MLP-notebook

Experiment of MLP

MLP: Multilayer perception,

A multilayer perceptron (MLP) is a fully connected class of feedforward artificial neural network (ANN). The term MLP is used ambiguously, sometimes loosely to mean any feedforward ANN, sometimes strictly to refer to networks composed of multiple layers of perceptrons (with threshold activation); see § Terminology. Multilayer perceptrons are sometimes colloquially referred to as “vanilla” neural networks, especially when they have a single hidden layer.[1]

I will make some experiment about it.

The github repo is established in https://github.com/listenzcc/MLP-notebook/settings/pages

The formatted page is established in https://listenzcc.github.io/MLP-notebook/

Experiment of MLP

Experiment-6

机器学习难，难在观测到的数据稀疏，从稀疏数据中估计总体分布如隔岸观火，如隔靴搔痒，如雾里看花。因此，交叉验证方法能利用有限的数据对估计出的分类器进行辅助评价和验证。

本文的结果图为 3x2 的 6 宫格图，

顶部两张图分别代表真实分布和估计出的分布，它们越相似代表估计效果越好。
中间两张图分别代表训练集和验证集的分布，严格来说这种验证集的选择方式是相当理想的，因为它补全了训练集中没有观测到的位置，从而可以在训练过程之外，比较有效地对模型进行评价。
底部两张图分别代表损失函数在训练过程中的变化趋势，以及估计分布与真实分布之间的差异。我们主要关注损失函数，两条曲线分别是训练集的损失函数（红色）和验证集的损失函数（蓝色）。

从损失函数的变化规律可以看到，虽然训练集损失函数在训练过程中单调下降，但验证集的损失函数却呈现出两个截然不同的趋势。当训练效果较好时，验证集的损失函数同样单调下降。
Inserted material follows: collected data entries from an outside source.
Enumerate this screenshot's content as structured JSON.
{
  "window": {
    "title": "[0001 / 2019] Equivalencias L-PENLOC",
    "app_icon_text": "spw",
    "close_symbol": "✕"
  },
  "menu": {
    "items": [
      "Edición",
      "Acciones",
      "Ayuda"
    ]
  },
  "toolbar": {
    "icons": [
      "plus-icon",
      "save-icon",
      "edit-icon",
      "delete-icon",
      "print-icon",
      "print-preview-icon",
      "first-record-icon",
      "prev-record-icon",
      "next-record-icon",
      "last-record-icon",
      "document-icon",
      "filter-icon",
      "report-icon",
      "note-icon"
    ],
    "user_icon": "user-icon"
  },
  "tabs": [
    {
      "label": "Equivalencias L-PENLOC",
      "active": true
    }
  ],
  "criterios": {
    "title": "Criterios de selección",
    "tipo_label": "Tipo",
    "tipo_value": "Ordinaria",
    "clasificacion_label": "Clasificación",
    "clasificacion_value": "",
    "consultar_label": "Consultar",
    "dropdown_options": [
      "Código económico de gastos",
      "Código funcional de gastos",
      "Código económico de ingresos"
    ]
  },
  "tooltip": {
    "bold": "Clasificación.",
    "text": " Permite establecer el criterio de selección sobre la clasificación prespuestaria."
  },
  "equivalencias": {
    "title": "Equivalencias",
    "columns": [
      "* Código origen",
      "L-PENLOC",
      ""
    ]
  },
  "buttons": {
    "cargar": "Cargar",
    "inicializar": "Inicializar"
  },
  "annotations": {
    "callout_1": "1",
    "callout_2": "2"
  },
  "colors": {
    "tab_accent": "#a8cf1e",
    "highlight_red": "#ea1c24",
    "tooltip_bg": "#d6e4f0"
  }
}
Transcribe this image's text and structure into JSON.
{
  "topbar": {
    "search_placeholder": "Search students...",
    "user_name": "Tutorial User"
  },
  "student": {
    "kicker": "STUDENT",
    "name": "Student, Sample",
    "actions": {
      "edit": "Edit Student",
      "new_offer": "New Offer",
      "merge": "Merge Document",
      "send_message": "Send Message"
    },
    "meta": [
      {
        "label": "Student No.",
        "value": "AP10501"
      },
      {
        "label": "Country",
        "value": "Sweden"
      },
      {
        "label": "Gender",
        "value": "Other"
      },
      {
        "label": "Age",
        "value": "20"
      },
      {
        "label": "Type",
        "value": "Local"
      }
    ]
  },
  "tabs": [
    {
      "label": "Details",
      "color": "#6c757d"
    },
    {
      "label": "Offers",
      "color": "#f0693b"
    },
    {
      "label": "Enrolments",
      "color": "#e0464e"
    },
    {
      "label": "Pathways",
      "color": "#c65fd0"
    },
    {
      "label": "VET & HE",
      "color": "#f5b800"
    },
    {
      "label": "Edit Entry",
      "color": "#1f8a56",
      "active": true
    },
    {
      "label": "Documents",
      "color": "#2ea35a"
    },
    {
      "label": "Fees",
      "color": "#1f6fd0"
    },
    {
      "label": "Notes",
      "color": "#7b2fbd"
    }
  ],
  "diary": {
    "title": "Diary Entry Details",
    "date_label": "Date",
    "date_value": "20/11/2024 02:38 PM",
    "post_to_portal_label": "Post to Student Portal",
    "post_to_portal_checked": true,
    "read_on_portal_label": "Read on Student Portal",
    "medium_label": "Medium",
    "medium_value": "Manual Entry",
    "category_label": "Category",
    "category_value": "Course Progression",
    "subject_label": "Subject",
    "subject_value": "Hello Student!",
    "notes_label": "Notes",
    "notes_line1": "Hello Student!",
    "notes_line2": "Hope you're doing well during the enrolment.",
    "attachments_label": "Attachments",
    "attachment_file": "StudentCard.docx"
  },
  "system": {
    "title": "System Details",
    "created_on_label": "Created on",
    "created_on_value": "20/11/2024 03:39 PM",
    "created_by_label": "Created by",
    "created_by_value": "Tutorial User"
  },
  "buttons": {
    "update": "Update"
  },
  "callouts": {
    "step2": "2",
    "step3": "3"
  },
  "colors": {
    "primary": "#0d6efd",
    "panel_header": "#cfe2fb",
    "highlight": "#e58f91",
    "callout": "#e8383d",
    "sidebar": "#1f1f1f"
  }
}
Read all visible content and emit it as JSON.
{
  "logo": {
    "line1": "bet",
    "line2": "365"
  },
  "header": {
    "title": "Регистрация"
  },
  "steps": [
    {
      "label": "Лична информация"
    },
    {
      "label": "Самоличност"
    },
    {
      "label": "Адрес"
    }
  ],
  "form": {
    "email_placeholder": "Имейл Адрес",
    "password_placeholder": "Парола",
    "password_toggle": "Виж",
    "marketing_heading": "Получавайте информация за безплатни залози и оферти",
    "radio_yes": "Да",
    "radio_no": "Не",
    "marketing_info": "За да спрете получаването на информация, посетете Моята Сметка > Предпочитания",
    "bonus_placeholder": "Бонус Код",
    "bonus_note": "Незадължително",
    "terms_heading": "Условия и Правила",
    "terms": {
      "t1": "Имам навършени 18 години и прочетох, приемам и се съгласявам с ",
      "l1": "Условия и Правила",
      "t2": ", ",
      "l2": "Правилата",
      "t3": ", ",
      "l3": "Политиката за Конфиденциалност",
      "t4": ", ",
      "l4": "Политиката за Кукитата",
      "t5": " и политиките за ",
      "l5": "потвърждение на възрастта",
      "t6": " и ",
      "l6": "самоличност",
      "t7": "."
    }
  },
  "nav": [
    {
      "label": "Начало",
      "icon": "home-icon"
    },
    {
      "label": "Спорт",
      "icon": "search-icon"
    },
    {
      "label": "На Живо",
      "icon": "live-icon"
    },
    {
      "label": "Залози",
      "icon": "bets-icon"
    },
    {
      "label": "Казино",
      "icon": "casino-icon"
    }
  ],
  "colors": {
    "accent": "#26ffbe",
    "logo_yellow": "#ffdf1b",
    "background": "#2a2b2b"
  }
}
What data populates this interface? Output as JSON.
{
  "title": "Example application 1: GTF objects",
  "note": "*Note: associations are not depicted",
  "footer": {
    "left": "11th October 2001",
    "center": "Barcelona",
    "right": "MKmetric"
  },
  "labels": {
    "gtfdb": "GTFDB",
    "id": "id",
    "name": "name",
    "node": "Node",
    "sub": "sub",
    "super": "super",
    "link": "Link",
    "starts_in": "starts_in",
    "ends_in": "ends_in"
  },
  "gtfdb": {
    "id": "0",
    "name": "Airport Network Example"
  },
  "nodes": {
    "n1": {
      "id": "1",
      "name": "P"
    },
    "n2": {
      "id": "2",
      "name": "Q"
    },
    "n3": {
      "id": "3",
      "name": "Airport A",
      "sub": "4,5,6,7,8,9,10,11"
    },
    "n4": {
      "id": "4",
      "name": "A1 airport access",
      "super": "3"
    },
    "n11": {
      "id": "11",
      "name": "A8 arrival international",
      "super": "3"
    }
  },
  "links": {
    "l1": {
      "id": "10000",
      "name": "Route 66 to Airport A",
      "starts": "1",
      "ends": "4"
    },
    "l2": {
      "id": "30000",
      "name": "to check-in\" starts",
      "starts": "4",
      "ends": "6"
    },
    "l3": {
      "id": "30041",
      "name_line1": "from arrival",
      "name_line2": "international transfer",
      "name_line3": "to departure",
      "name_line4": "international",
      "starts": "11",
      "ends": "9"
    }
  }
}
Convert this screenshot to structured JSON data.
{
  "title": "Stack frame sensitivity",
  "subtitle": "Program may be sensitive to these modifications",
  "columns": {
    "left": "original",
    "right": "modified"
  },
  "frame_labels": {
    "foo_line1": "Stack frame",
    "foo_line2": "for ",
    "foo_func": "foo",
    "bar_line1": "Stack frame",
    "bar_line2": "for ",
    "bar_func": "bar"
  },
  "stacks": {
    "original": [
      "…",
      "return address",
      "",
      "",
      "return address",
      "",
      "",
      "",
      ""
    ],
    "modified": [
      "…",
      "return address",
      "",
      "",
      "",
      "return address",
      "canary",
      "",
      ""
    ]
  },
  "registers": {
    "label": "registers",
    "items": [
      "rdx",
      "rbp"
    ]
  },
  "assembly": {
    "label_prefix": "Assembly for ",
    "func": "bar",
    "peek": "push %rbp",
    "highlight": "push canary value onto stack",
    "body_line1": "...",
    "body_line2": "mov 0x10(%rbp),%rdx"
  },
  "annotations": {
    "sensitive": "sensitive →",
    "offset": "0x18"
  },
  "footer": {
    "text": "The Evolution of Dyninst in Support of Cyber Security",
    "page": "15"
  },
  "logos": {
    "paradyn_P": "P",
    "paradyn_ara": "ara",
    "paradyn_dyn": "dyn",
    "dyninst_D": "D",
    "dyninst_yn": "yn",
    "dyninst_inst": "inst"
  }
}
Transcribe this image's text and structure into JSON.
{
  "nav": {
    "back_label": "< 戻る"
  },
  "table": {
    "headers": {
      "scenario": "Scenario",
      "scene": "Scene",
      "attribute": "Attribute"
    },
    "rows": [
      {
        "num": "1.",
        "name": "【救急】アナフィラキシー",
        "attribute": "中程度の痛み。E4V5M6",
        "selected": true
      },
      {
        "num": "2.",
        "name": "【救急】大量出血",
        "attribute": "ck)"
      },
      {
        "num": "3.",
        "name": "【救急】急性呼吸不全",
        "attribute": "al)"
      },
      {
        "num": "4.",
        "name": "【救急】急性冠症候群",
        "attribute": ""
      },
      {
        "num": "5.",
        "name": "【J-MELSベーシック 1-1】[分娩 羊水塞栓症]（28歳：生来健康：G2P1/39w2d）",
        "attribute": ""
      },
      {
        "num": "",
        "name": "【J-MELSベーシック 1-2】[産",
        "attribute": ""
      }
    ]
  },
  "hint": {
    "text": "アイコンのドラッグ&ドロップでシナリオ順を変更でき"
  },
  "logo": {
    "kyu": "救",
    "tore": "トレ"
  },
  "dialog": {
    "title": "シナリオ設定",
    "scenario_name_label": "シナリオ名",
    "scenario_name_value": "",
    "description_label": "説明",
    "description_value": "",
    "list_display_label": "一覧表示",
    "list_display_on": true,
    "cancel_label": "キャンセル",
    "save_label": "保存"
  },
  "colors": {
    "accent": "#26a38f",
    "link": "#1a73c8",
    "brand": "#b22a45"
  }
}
而训练效果不佳时，验证集的损失函数几乎呈现单调上升的趋势，这种现象表示 MLP 模型陷入了过拟合的尴尬境地，也就是说它的估计准确率必然不佳。

另外，从估计结果来看，本文使用的分布函数对于如此小规模的 MLP 来说过于复杂了，但我觉得这种复杂度对于说明验证集的作用是比较合适的。

Experiment-5

It is the complex system, the target value is the radian of the complex number. The ground truth of the regression is drawn as the following.

It uses the MLP estimates the phase from complex numbers.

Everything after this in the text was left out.